Globo
Arminio Fraga, Paulo ChapChap, Rebeca Freitas, Rudi Rocha e Arthur Aguillar
A Agência Nacional de Saúde Suplementar (ANS) anunciou em fevereiro a proposta de criar um ambiente regulatório experimental (ou “sandbox” regulatório) para testar planos de saúde com cobertura restrita a consultas eletivas e exames simples. Planos que não cobrem urgência e emergência, internações nem terapias, incluindo psicoterapias e as oncológicas, dentre outras. Argumentos técnicos e jurídicos apontam para a ilegalidade da proposta e foram elencados de forma exaustiva na ação civil pública movida pelo Instituto de Defesa do Consumidor (Idec). Além disso, a proposta não reflete adoção inovadora de tecnologia como preconiza a Advocacia-Geral da União (AGU) para justificar esse tipo de teste regulatório. Em face desses questionamentos, é necessário explicitar alguns dos possíveis efeitos na vida dos cidadãos e para o SUS, caso esses planos passem a ser ofertados.

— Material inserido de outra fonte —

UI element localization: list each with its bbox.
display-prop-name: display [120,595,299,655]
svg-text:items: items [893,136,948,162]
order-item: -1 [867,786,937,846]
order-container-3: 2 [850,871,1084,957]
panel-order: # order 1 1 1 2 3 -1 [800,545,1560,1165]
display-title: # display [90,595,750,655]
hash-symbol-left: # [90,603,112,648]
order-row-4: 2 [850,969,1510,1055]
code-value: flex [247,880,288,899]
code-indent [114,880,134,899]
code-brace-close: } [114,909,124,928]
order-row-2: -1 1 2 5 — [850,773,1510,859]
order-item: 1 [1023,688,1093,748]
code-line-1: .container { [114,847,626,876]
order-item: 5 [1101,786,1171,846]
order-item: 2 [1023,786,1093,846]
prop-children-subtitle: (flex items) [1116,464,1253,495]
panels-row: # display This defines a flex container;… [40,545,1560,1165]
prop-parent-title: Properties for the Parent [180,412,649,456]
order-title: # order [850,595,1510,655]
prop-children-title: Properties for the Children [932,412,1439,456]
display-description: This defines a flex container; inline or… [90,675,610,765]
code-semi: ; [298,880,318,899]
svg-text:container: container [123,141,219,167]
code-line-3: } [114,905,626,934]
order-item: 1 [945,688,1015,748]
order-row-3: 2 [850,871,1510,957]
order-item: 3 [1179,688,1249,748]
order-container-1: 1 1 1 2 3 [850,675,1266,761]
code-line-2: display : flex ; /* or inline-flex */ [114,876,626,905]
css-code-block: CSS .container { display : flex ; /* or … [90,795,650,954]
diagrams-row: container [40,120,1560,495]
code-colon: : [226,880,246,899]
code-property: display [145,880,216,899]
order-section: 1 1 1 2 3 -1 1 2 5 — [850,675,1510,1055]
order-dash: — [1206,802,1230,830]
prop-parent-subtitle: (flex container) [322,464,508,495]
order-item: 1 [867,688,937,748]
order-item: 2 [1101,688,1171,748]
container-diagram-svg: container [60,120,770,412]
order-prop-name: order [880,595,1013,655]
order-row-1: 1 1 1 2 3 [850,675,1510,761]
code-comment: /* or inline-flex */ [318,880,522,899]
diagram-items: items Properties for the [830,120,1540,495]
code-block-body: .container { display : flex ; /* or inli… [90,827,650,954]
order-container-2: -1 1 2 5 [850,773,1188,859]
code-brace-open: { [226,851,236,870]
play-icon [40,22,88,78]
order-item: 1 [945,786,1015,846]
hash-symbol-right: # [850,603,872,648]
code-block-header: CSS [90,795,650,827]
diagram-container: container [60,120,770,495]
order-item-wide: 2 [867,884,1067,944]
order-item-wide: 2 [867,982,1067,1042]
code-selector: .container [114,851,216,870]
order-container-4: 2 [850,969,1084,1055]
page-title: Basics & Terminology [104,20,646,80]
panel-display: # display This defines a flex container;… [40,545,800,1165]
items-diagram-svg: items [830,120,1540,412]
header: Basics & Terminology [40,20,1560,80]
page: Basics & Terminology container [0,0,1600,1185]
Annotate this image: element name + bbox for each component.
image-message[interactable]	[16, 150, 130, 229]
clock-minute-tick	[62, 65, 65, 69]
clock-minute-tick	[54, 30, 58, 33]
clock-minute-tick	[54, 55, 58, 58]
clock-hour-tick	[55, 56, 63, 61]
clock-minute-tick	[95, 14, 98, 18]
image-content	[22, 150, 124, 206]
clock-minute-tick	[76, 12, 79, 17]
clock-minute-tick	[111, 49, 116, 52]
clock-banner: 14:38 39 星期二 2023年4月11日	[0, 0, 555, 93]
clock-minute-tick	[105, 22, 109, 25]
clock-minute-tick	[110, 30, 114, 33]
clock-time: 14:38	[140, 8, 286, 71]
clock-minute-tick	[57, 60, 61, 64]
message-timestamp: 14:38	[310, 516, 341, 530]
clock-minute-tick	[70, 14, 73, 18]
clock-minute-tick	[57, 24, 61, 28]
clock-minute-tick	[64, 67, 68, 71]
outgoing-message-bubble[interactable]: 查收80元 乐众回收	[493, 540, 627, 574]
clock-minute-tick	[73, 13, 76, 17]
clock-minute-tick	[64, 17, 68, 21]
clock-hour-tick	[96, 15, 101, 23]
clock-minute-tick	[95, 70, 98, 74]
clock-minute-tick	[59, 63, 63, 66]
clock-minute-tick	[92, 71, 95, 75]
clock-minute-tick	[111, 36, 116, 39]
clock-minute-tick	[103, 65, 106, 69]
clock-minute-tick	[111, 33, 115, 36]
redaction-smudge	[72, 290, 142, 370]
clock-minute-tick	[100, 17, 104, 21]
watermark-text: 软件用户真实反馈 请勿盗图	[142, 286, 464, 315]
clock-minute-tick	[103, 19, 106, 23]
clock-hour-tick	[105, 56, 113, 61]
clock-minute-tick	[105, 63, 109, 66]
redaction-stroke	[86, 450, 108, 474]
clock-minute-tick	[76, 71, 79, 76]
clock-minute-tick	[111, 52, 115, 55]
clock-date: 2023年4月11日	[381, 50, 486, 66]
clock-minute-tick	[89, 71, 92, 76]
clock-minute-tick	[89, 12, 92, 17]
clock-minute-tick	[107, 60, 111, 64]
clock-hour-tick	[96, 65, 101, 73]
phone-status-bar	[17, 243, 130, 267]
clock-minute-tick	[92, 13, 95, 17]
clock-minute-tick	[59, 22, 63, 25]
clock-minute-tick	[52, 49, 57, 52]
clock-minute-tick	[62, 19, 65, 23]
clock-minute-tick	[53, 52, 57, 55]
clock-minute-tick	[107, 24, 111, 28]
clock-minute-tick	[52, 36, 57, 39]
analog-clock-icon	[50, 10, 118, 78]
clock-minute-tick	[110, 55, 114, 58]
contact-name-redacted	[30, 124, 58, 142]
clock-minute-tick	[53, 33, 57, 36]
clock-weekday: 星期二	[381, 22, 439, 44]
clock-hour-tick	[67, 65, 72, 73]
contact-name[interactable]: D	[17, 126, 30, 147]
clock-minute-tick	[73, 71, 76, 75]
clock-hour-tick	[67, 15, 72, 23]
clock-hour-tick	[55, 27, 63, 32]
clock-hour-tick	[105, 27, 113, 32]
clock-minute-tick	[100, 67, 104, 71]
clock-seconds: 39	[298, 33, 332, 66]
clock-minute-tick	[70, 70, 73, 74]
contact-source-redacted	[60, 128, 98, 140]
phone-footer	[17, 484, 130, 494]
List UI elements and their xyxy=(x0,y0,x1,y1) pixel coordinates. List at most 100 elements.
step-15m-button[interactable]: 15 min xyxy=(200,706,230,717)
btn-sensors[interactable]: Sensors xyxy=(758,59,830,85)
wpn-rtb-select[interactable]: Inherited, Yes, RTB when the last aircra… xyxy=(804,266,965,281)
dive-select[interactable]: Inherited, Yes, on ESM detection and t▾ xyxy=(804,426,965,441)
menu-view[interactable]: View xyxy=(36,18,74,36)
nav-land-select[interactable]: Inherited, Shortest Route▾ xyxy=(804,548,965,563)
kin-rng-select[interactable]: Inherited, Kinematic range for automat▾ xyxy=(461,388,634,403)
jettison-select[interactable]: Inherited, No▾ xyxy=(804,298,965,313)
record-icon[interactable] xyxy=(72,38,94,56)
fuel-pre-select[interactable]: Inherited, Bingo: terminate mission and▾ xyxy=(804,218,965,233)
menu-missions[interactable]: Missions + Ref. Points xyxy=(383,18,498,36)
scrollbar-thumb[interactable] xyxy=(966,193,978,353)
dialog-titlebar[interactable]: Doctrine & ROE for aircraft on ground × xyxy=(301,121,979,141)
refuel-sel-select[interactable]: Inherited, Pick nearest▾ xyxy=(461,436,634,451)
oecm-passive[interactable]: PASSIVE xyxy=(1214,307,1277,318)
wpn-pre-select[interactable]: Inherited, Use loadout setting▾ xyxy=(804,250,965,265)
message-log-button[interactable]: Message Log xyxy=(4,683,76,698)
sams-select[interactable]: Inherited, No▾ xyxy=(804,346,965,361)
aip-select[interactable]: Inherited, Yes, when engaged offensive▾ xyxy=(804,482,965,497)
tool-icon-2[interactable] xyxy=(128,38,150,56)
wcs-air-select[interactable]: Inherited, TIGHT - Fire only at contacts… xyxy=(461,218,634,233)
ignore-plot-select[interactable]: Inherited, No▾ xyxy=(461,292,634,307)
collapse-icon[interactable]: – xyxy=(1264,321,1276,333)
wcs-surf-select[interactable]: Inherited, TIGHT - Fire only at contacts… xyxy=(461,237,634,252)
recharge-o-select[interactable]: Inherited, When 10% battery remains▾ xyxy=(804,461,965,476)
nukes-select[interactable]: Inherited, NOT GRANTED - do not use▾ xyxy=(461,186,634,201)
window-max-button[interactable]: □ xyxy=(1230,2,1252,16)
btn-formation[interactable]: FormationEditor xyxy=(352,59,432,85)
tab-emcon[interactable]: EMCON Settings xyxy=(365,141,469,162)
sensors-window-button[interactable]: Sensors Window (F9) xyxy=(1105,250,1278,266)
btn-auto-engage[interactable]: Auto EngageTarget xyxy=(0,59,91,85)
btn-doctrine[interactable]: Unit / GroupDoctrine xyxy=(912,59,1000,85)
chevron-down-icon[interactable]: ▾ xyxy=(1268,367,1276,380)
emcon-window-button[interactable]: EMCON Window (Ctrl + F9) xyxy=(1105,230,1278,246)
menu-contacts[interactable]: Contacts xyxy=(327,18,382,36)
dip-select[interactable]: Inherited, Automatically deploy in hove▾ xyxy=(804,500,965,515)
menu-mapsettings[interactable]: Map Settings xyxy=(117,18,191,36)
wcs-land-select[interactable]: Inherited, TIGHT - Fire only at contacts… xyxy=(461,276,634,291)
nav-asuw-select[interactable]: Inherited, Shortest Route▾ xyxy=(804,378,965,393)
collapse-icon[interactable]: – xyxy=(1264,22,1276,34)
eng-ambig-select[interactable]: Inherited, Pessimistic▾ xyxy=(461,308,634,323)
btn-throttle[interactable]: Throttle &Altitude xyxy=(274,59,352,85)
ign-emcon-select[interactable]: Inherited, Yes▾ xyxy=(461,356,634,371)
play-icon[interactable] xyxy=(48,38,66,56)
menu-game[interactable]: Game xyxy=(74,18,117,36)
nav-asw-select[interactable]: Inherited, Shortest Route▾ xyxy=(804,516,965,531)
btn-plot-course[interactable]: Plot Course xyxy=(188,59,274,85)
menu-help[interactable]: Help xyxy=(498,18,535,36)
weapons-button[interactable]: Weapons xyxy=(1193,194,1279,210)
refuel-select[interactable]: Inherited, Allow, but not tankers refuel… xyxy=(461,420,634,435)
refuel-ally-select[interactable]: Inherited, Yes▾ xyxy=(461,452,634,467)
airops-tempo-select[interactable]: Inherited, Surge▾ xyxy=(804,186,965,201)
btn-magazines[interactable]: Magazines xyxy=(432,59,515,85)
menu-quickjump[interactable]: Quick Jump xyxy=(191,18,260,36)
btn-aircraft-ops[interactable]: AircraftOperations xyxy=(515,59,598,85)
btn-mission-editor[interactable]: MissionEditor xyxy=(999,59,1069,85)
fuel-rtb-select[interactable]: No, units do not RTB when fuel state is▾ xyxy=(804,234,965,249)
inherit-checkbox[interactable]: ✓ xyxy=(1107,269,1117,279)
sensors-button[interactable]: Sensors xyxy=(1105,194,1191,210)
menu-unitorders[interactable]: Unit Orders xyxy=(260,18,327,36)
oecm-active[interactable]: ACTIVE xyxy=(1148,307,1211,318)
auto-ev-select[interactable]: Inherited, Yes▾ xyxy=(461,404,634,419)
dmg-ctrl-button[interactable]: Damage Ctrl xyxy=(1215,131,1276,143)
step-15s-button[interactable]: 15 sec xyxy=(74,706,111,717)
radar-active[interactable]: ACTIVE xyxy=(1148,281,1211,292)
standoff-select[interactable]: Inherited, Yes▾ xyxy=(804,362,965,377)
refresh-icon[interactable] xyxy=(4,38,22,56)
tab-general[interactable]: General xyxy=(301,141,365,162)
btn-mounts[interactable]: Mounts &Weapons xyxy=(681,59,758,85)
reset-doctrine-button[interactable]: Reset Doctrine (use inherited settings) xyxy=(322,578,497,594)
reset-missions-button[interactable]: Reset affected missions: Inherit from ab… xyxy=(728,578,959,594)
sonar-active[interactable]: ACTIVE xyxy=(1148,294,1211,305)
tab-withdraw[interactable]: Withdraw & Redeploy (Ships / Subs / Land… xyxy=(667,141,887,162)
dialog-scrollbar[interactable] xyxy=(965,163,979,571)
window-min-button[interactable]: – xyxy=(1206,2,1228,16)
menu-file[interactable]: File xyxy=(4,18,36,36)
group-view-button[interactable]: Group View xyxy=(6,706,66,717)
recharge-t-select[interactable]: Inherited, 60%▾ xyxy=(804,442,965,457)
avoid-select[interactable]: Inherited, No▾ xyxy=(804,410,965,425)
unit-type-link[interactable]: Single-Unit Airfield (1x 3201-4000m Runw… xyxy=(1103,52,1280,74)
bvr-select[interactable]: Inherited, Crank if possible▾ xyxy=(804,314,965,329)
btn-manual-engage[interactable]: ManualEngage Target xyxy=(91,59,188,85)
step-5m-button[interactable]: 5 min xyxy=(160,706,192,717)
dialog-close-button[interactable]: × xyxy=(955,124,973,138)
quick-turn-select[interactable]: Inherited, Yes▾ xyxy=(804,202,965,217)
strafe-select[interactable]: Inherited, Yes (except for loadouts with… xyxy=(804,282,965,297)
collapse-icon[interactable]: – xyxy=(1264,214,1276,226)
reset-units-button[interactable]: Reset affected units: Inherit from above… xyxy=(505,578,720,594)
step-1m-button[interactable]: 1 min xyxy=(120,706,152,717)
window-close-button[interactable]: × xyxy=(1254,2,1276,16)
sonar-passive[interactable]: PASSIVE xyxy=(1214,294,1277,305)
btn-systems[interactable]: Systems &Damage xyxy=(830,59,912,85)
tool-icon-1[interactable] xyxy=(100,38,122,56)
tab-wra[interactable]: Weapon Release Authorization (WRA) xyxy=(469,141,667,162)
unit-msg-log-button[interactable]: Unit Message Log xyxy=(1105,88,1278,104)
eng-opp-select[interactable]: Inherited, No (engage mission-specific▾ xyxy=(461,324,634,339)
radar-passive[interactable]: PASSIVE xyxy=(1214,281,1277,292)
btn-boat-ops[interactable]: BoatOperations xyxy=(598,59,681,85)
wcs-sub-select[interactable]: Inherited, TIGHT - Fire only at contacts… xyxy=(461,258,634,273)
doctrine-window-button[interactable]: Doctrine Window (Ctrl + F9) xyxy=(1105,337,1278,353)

O principal argumento da ANS é a ampliação do acesso à saúde suplementar a partir da criação de um produto mais barato, que possibilitaria diagnósticos antecipados. Contudo o usuário que saiu da atenção primária do SUS para obter seu diagnóstico no setor privado precisará retornar ao sistema público para fazer uma cirurgia, uma hemodiálise ou uma fisioterapia. Nos casos de câncer, o diagnóstico nem sequer será concluído, pois não há cobertura para biópsia. De qualquer forma, o paciente carecerá de atendimento em momento de grande necessidade.
Ao retornar ao SUS, esse paciente, que pôde pagar pelo plano de saúde minimalista, repetirá toda a jornada de consultas e exames por que passou no setor privado até conseguir seu diagnóstico, perdendo o tempo em que poderia já estar em tratamento? Ou será encaminhado diretamente a um especialista que possa dar início ao tratamento, passando na frente dos que não têm condição de pagar por um plano e aguardam consultas e exames que levem ao diagnóstico?
Na primeira alternativa, o usuário perde ainda mais tempo até o início do tratamento. A segunda fere frontalmente o princípio da equidade do SUS. E pode levar ao endividamento das famílias em momento de extrema vulnerabilidade, a exemplo do que ocorre nos Estados Unidos, onde há planos de saúde com características similares aos simplificados. Para os usuários que dependem exclusivamente do SUS, o resultado pode ser uma espera ainda maior por um tratamento que pode custar sua vida. Ambas as alternativas afetam a integralidade da atenção à saúde, princípio do SUS que deve garantir a assistência à saúde para além da prática curativa.
Por fim, na perspectiva dos consumidores de planos empresariais, que representam mais de 70% dos que têm plano de saúde no país, o risco é que tal mudança incentive as empresas contratantes a substituir planos de maior cobertura pelos minimalistas. Se num plano de saúde todos de um grupo contribuem para um fundo comum, e esse dinheiro é usado para ajudar quem precisa de cuidados, por que a cobertura de eventos extremos deveria ficar de fora?
Considerando o retrocesso dos mecanismos de seguro no país, diagnosticado por pesquisa do Instituto de Estudos para Políticas de Saúde (IEPS) lançada em 2024, e a simbiose entre os setores privado e público, quaisquer mudanças regulatórias aplicadas ao mercado de operadoras de planos de saúde que tenham potencial de afetar o SUS e seus usuários devem ser rigorosamente avaliadas e discutidas. Para além da ilegalidade do teste regulatório, a proposta da ANS pode desestruturar o mercado de seguros de saúde no Brasil, comprometer princípios fundamentais do SUS e colocar em risco a vida e o bem-estar de milhões de brasileiros.